Foundry’s Ontology is a fast-access storage layer that allows you to bind object definitions to interactive data for queries, links, scenarios, and actions. Data in the Foundry Ontology is indexed for fast access and for safe edits by multiple simultaneous editors. Ontology volume is a measure of the total size of the indexed object sets and their links with each other. Ontology volume is an average metric that has the unit of GB for an instantaneous reading, but has the unit of GB-Month when measuring over the course of one month.

Measuring Ontology volume

Ontology volume is recorded by measuring the size of the indexes that back the object type. Each object type has a number of objects and a number of properties per object. Each property can be of arbitrary size. The total size of the index is calculated by summing the size of each indexed property for every object of that object type.

It’s important to note that Ontology volume can be larger than dataset volume because Ontology data cannot be compressed, and Ontology indexing requires additional storage to facilitate faster queries.

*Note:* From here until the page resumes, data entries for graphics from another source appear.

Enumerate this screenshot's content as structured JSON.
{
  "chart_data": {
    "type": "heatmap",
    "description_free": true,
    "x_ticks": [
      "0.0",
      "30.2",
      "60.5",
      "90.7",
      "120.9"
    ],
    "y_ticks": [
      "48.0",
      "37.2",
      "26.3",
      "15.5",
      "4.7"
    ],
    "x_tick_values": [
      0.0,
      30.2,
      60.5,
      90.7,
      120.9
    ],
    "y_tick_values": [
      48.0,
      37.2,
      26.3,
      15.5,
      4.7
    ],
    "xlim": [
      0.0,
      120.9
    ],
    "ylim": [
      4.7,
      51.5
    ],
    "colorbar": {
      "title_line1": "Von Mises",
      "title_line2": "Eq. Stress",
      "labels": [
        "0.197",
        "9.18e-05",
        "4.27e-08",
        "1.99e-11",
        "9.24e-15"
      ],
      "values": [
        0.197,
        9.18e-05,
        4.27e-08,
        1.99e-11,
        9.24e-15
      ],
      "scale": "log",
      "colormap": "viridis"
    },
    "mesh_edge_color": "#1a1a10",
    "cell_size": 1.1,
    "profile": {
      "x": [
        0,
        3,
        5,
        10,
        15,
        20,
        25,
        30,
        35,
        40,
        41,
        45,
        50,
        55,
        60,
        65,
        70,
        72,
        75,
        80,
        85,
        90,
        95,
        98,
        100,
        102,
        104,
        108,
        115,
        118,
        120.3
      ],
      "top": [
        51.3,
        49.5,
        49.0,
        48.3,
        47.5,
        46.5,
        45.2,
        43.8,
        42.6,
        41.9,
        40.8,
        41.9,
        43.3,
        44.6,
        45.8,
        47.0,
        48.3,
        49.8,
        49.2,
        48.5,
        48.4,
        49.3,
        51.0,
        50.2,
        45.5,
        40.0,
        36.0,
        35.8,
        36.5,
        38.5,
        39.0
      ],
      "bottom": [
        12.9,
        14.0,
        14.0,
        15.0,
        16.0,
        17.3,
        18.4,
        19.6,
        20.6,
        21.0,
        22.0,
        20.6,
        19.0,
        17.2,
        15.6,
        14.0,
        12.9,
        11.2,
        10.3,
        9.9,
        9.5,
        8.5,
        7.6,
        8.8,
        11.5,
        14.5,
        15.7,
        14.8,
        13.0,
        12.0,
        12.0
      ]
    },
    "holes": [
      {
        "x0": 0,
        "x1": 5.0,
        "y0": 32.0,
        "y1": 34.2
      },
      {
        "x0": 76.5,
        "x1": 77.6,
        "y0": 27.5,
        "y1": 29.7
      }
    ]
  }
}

Every hour, the Foundry platform records a measurement of Ontology volume per object. When measuring Ontology volume over time, all hourly measurements are averaged over the given time period. Averaging over the course of one calendar month produces the GB-Month unit.

Investigating Ontology volume usage

Objects are managed in the Ontology Manager, the hub for all administration and monitoring of objects. The Ontology Manager allows users to configure which datasets should become objects, what types of properties are attached to these objects, and which link sets are defined between object types.

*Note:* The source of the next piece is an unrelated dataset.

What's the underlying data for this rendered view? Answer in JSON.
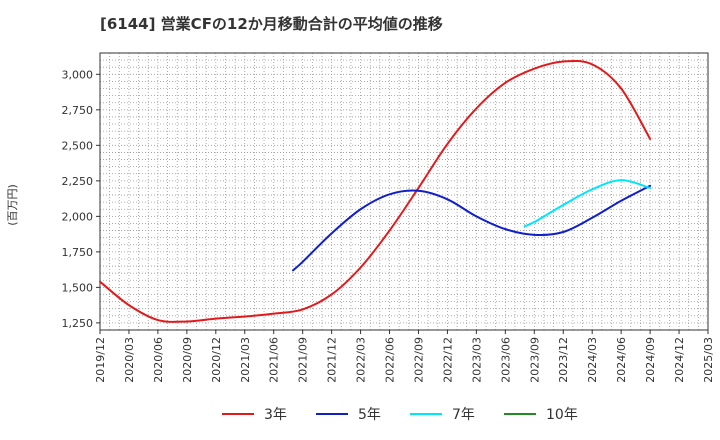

The total Ontology volume for objects and their corresponding link types are listed in the Resource Management Application.

Factors that drive Ontology volume

Ontology volume is effectively a measure of the size of all objects in the ontology, including their properties and links. The following two factors are the main drivers of total volume.

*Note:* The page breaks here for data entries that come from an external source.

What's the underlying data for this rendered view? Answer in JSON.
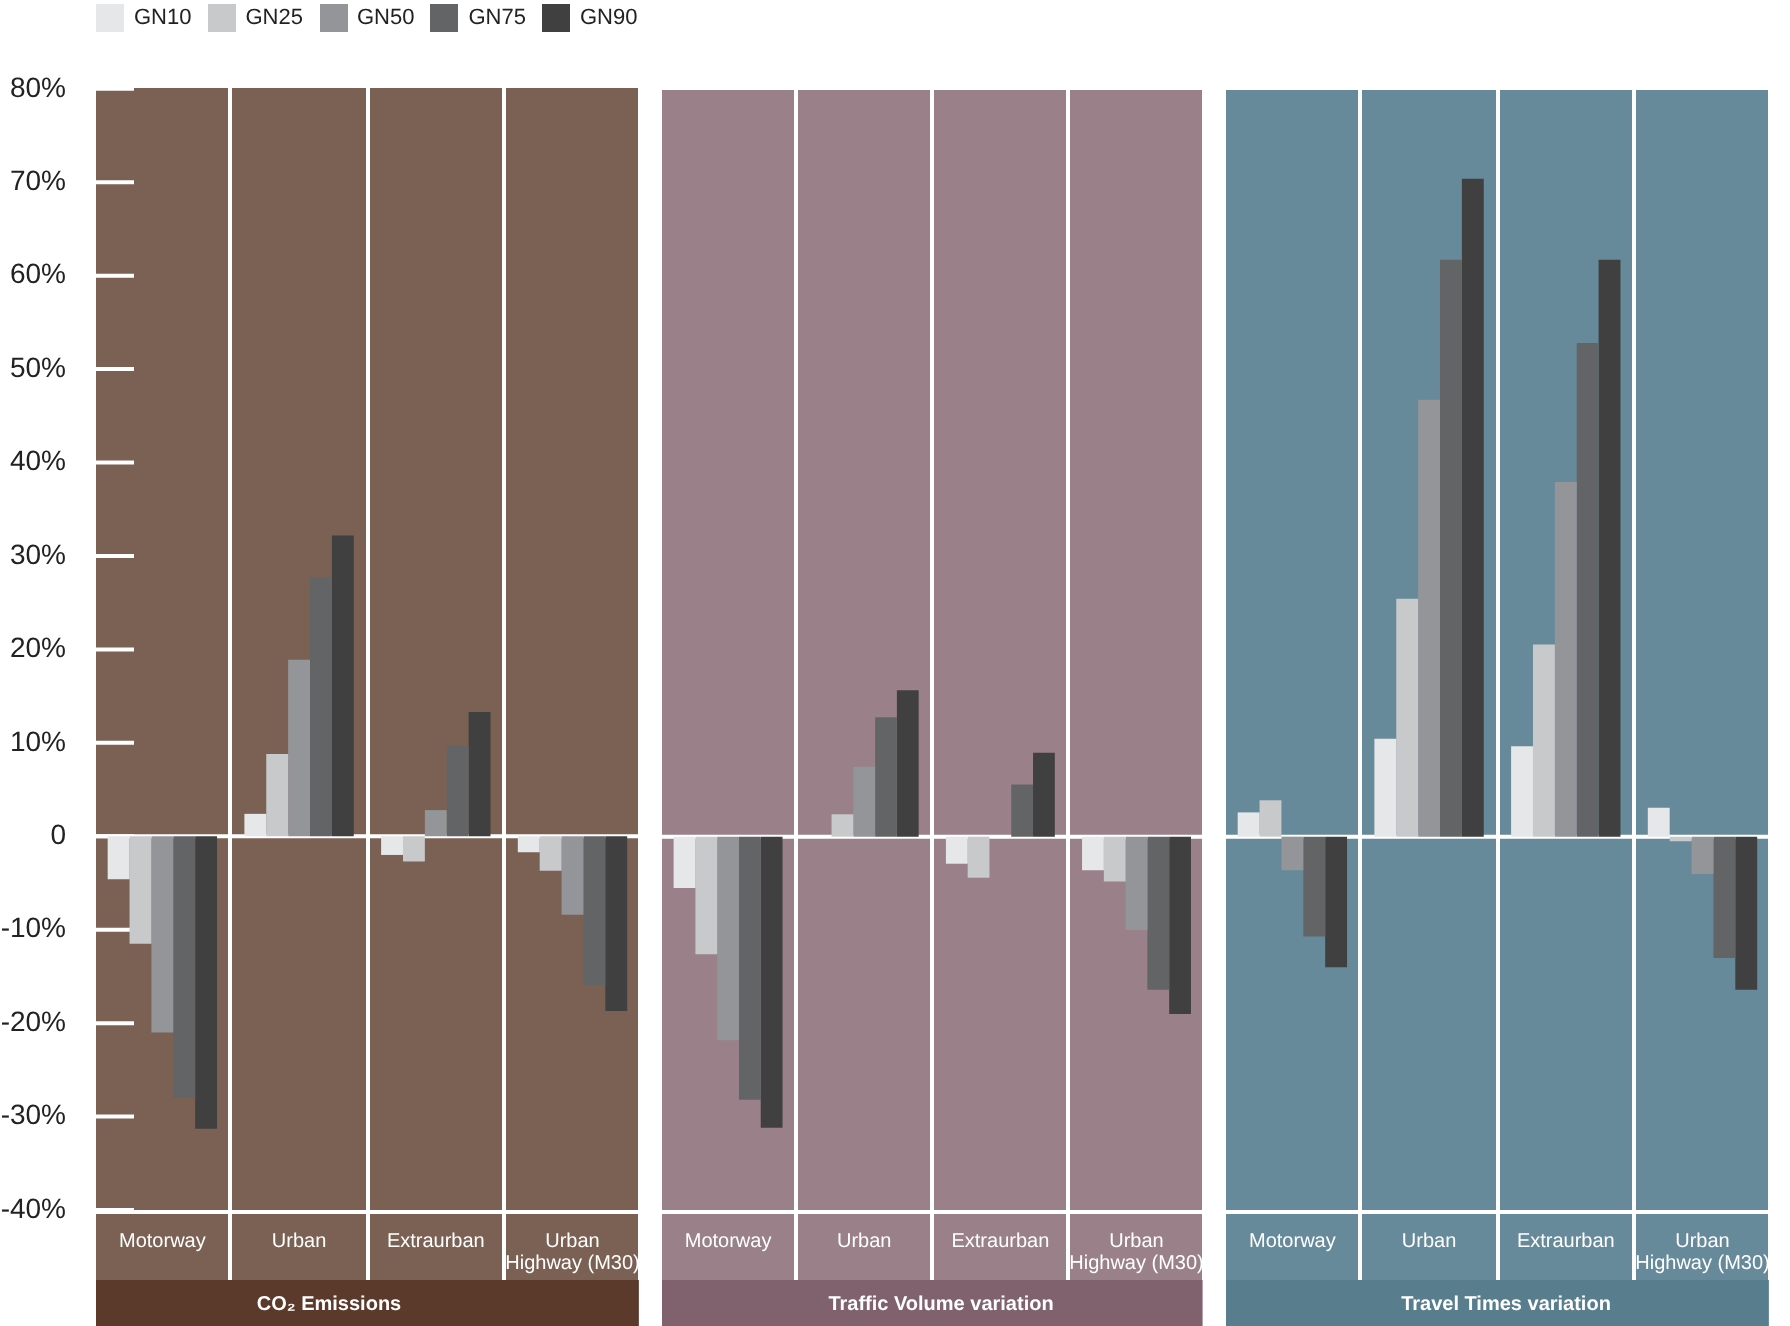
{
  "chart_data": [
    {
      "type": "bar",
      "title": "CO₂ Emissions",
      "categories": [
        "Motorway",
        "Urban",
        "Extraurban",
        "Urban Highway (M30)"
      ],
      "series": [
        {
          "name": "GN10",
          "color": "#e6e7e8",
          "values": [
            -4.6,
            2.4,
            -2.0,
            -1.7
          ]
        },
        {
          "name": "GN25",
          "color": "#c8c9ca",
          "values": [
            -11.5,
            8.8,
            -2.7,
            -3.7
          ]
        },
        {
          "name": "GN50",
          "color": "#939598",
          "values": [
            -21.0,
            18.9,
            2.8,
            -8.4
          ]
        },
        {
          "name": "GN75",
          "color": "#636466",
          "values": [
            -28.0,
            27.7,
            9.7,
            -16.0
          ]
        },
        {
          "name": "GN90",
          "color": "#404040",
          "values": [
            -31.3,
            32.2,
            13.3,
            -18.7
          ]
        }
      ],
      "ylim": [
        -40,
        80
      ],
      "yticks": [
        {
          "value": -40,
          "label": "-40%"
        },
        {
          "value": -30,
          "label": "-30%"
        },
        {
          "value": -20,
          "label": "-20%"
        },
        {
          "value": -10,
          "label": "-10%"
        },
        0,
        {
          "value": 10,
          "label": "10%"
        },
        {
          "value": 20,
          "label": "20%"
        },
        {
          "value": 30,
          "label": "30%"
        },
        {
          "value": 40,
          "label": "40%"
        },
        {
          "value": 50,
          "label": "50%"
        },
        {
          "value": 60,
          "label": "60%"
        },
        {
          "value": 70,
          "label": "70%"
        },
        {
          "value": 80,
          "label": "80%"
        }
      ],
      "legend": "top left"
    },
    {
      "type": "bar",
      "title": "Traffic Volume variation",
      "categories": [
        "Motorway",
        "Urban",
        "Extraurban",
        "Urban Highway (M30)"
      ],
      "series": [
        {
          "color": "#e6e7e8",
          "values": [
            -5.5,
            0,
            -2.9,
            -3.6
          ]
        },
        {
          "color": "#c8c9ca",
          "values": [
            -12.6,
            2.4,
            -4.4,
            -4.8
          ]
        },
        {
          "color": "#939598",
          "values": [
            -21.8,
            7.5,
            0,
            -10.0
          ]
        },
        {
          "color": "#636466",
          "values": [
            -28.2,
            12.8,
            5.6,
            -16.4
          ]
        },
        {
          "color": "#404040",
          "values": [
            -31.2,
            15.7,
            9.0,
            -19.0
          ]
        }
      ],
      "ylim": [
        -40,
        80
      ],
      "tick_labels": "x"
    },
    {
      "type": "bar",
      "title": "Travel Times variation",
      "categories": [
        "Motorway",
        "Urban",
        "Extraurban",
        "Urban Highway (M30)"
      ],
      "series": [
        {
          "color": "#e6e7e8",
          "values": [
            2.6,
            10.5,
            9.7,
            3.1
          ]
        },
        {
          "color": "#c8c9ca",
          "values": [
            3.9,
            25.5,
            20.6,
            -0.5
          ]
        },
        {
          "color": "#939598",
          "values": [
            -3.6,
            46.8,
            38.0,
            -4.0
          ]
        },
        {
          "color": "#636466",
          "values": [
            -10.7,
            61.8,
            52.9,
            -13.0
          ]
        },
        {
          "color": "#404040",
          "values": [
            -14.0,
            70.5,
            61.8,
            -16.4
          ]
        }
      ],
      "ylim": [
        -40,
        80
      ],
      "tick_labels": "x"
    }
  ]
}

  • The number and size of objects per object type
    • When creating an ontology object type out of a dataset, an object will be indexed per row of that dataset. Therefore, the number of rows in that dataset is tied 1:1 to the number of objects in the corresponding object type.
    • Additionally, datasets that have more columns or that contain more data (e.g. free text fields) can produce individual objects that are larger, because each column is turned into a property.
  • The number of links between objects when using join tables
    • In many-to-many relationships, the Ontology requires the definition of a join table to define all of the links between objects based on their primary keys. These tables are indexed alongside the objects in the Ontology and use ontology volume.
    • In general, look-up tables have a constant size per record and grow linearly in volume with the number of links that are defined.

Managing Ontology volume

The Ontology is designed to be a fast-access backend for operational usage and querying. In the general case, the Ontology is best used with highly refined data that is synthesized from a larger data asset. The volume of the Ontology should therefore be smaller than the total raw and intermediate data size in Foundry’s transformation framework.

To manage Ontology volume usage, pay attention to the number of object types that are defined in the Ontology, as well as the number of objects per object type and the number of properties per object. Overall, the best way to manage Ontology volume usage is to understand and deliberately manage object numbers, property counts, and property sizes.